The same issues surround K. J. Parker’s “One Little Room an Everywhere,” a tale of magic and art set in an unknown time and world of religion and iconography. The narrator, who gives himself the name Epistemius (but not until page eleven), has washed out of school – the Studium – in a society dedicated to the worship of “the Invincible Sun.” With few options, he embarks on a career in religious iconography, which he produces by magic. The magical theory in this story, by the way, is fascinating and unique and could easily form the background for a novel or even a series.
But magic wasn’t meant to be used in the creation of religious iconography, and Epistemius’s masterworks bring terrible misfortune to their owners even as they make him wealthy and famed. He isn’t to blame, he takes pains to tell the reader – he didn’t know.

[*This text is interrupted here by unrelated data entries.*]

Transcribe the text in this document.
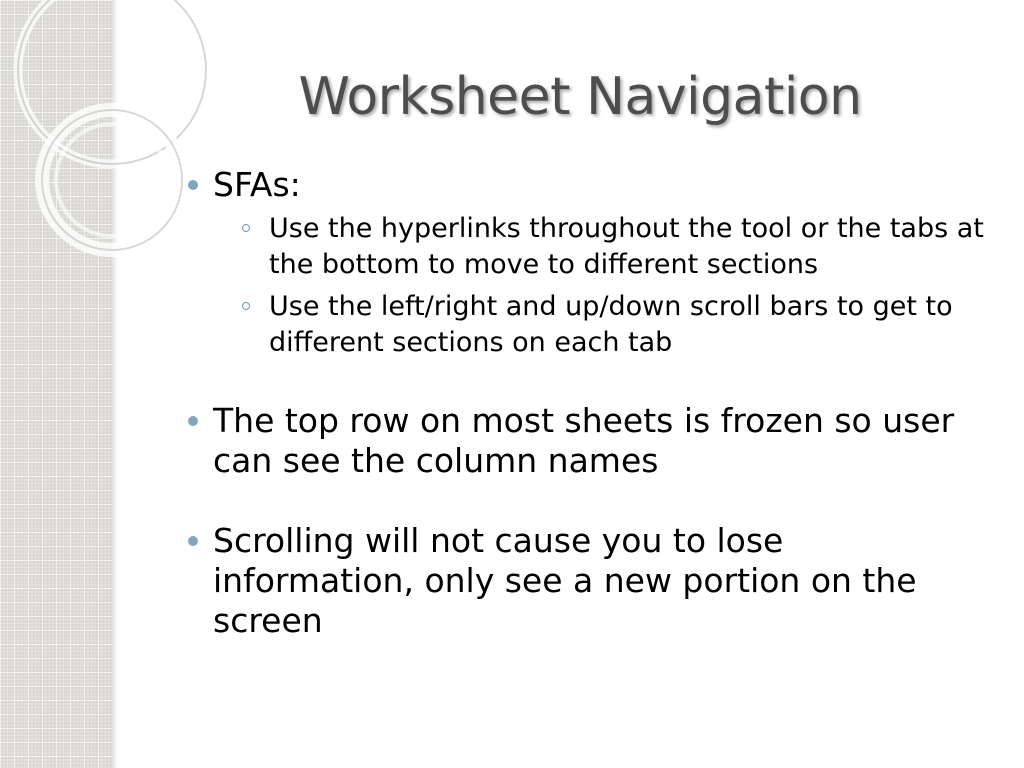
Worksheet Navigation
SFAs:
Use the hyperlinks throughout the tool or the tabs at the bottom to move to different sections
Use the left/right and up/down scroll bars to get to different sections on each tab
The top row on most sheets is frozen so user can see the column names
Scrolling will not cause you to lose information, only see a new portion on the screen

That knowledge is the crux of this story might be gleaned from the assumed name of the main character, derived from epistemology, the philosophy of what and how we know. There’s a tension between forms of knowledge in this story, expressed in part by the incredibly formal rules for constructing iconography and delimiting its subjects. Epistemius follows these rules in that his finished works adhere to them, even though the process by which he produces his artworks is akin to dreaming them into existence and involves pure fancy and no craftsmanship. How often have you dreamed of possessing something only to know that, upon wakening, it will disappear? I remember, as a youth, trying to discover, in my dreams, a way to keep hold of whatever it was I’d found when I woke.
Epistemius does just that, through an arcane technique long forbidden. Is it the price paid for the use of an outlawed practice that leads to the calamities surrounding the artworks? Epistemius’s investigations only lead to more questions when he learns a shocking truth – or non-truth – about the technique he thought he stole. Perhaps the disasters deriving from Epistemius’s talent are, like that which Samuel Delany posits in Dhalgren, the result of a collapse in structure, the intrusion of absolute creativity into a realm of absolute constraint.
In fact, the question of structure, creativity, and discipline is the heart of the novella form itself. Neither a short story nor a novel, the novella has to take care to be its own being and not aspire to being either of the other forms. How authors handle this dilemma is an intense and instructive wire-walking act. One can create a setting rich enough to be the story itself, as Rowe does, or write a story big enough to demand expansion out of the short story form, as Parker has done here. Both are fascinating to read.